New rules to be handed down on Wednesday...
For months, AT&T and Verizon have been asking the FCC to ban cable operators from maintaining exclusive service contracts with the owners of apartment buildings, developments and MDUs (multiple dwelling units). When the phone company asks for something, the FCC delivers:
quote:
The Federal Communications Commission, hoping to reduce the rising costs of cable television, is preparing to strike down thousands of contracts this week that gave individual cable companies exclusive rights to provide service to an apartment building, the agency’s chairman says.
With their
usual flair for leaks, the FCC's plans, to be clarified Wednesday, were known by the public weeks ago. Cable providers and landlords, meanwhile, argue that the FCC lacks the legal authority to intervene and that nothing is wrong with the current system. Cable operators
have insisted that the deals bring consumers lower prices.
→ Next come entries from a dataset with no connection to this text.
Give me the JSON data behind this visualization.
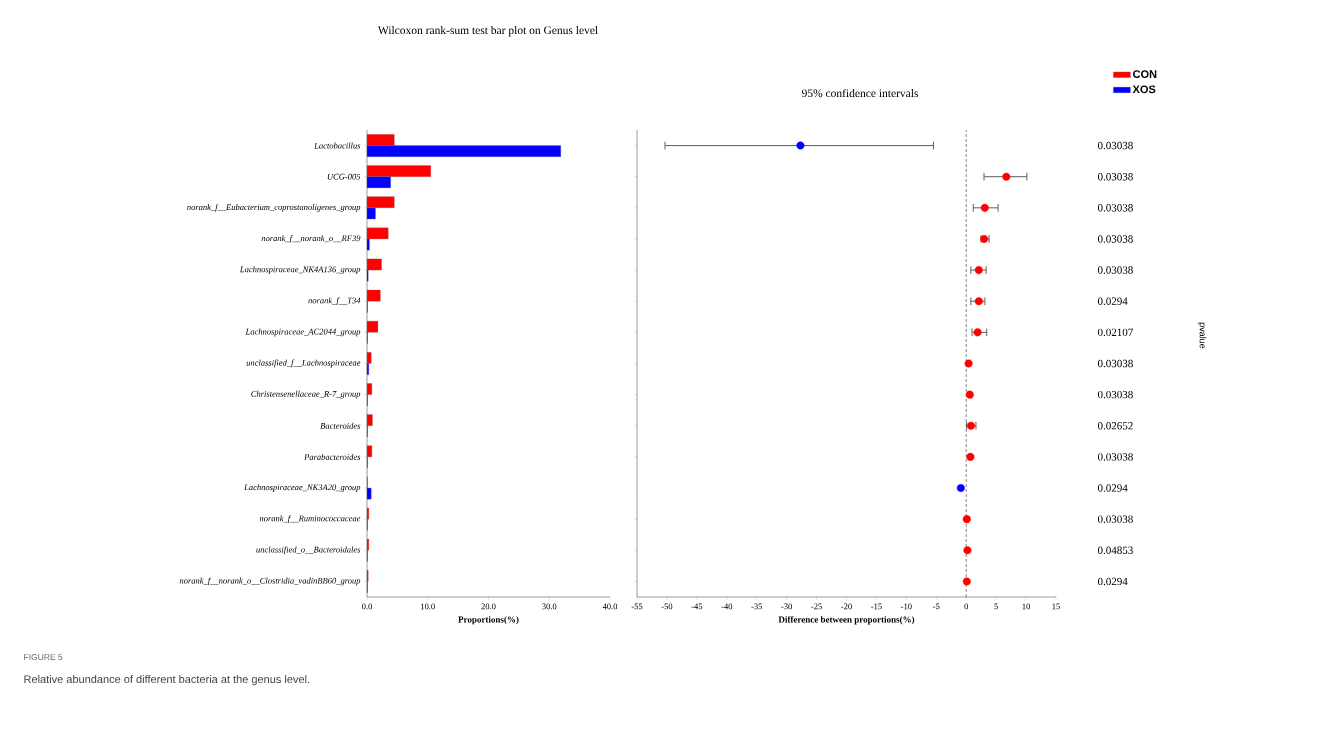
{
  "chart_data": [
    {
      "type": "bar",
      "orientation": "horizontal",
      "title": "Wilcoxon rank-sum test bar plot on Genus level",
      "xlabel": "Proportions(%)",
      "categories": [
        "Lactobacillus",
        "UCG-005",
        "norank_f__Eubacterium_coprostanoligenes_group",
        "norank_f__norank_o__RF39",
        "Lachnospiraceae_NK4A136_group",
        "norank_f__T34",
        "Lachnospiraceae_AC2044_group",
        "unclassified_f__Lachnospiraceae",
        "Christensenellaceae_R-7_group",
        "Bacteroides",
        "Parabacteroides",
        "Lachnospiraceae_NK3A20_group",
        "norank_f__Ruminococcaceae",
        "unclassified_o__Bacteroidales",
        "norank_f__norank_o__Clostridia_vadinBB60_group"
      ],
      "series": [
        {
          "name": "CON",
          "color": "#ff0000",
          "values": [
            4.5,
            10.5,
            4.5,
            3.5,
            2.4,
            2.2,
            1.8,
            0.7,
            0.8,
            0.9,
            0.8,
            0.1,
            0.3,
            0.3,
            0.2
          ]
        },
        {
          "name": "XOS",
          "color": "#0000ff",
          "values": [
            31.9,
            3.9,
            1.4,
            0.4,
            0.2,
            0.1,
            0.1,
            0.3,
            0.1,
            0.1,
            0.1,
            0.7,
            0.1,
            0.1,
            0.1
          ]
        }
      ],
      "xlim": [
        0,
        40
      ],
      "xticks": [
        {
          "value": 0,
          "label": "0.0"
        },
        {
          "value": 10,
          "label": "10.0"
        },
        {
          "value": 20,
          "label": "20.0"
        },
        {
          "value": 30,
          "label": "30.0"
        },
        {
          "value": 40,
          "label": "40.0"
        }
      ],
      "legend": "top right",
      "annotations": [
        "FIGURE 5",
        "Relative abundance of different bacteria at the genus level."
      ]
    },
    {
      "type": "scatter",
      "orientation": "horizontal",
      "title": "95% confidence intervals",
      "xlabel": "Difference between proportions(%)",
      "y2label": "pvalue",
      "categories": [
        null,
        null,
        null,
        null,
        null,
        null,
        null,
        null,
        null,
        null,
        null,
        null,
        null,
        null,
        null
      ],
      "values": [
        -27.7,
        6.7,
        3.1,
        3.0,
        2.1,
        2.1,
        1.9,
        0.4,
        0.6,
        0.8,
        0.7,
        -0.9,
        0.1,
        0.2,
        0.1
      ],
      "colors": [
        "#0000ff",
        "#ff0000",
        "#ff0000",
        "#ff0000",
        "#ff0000",
        "#ff0000",
        "#ff0000",
        "#ff0000",
        "#ff0000",
        "#ff0000",
        "#ff0000",
        "#0000ff",
        "#ff0000",
        "#ff0000",
        "#ff0000"
      ],
      "errors": [
        [
          -50.4,
          -5.4
        ],
        [
          2.9,
          10.2
        ],
        [
          1.1,
          5.4
        ],
        [
          2.4,
          3.9
        ],
        [
          0.7,
          3.4
        ],
        [
          0.7,
          3.2
        ],
        [
          0.9,
          3.5
        ],
        null,
        null,
        [
          0.0,
          1.7
        ],
        null,
        null,
        null,
        null,
        null
      ],
      "marker": "circle",
      "xlim": [
        -55,
        15
      ],
      "xticks": [
        -55,
        -50,
        -45,
        -40,
        -35,
        -30,
        -25,
        -20,
        -15,
        -10,
        -5,
        0,
        5,
        10,
        15
      ],
      "tick_labels": "x",
      "ref_lines": [
        {
          "axis": "x",
          "value": 0,
          "line_style": "dashed",
          "color": "#666666"
        }
      ],
      "annotations": [
        "0.03038",
        "0.03038",
        "0.03038",
        "0.03038",
        "0.03038",
        "0.0294",
        "0.02107",
        "0.03038",
        "0.03038",
        "0.02652",
        "0.03038",
        "0.0294",
        "0.03038",
        "0.04853",
        "0.0294"
      ]
    }
  ]
}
Consumers stuck in such cable arrangements usually don't agree. The smaller exclusive operators in particular have absolutely no competition and therefore no incentive to improve, so they frequently offer pricey services, few features and limited customer support.
Verizon, of course, is making a
big push this year into the MDU market with FiOS, and last we checked, they had some exclusive deals of their own. Such deals are sometimes extreme; one development in Virginia is
locked into an exclusive, decades-long service contract with an FTTH company residents say is unreliable and overpriced.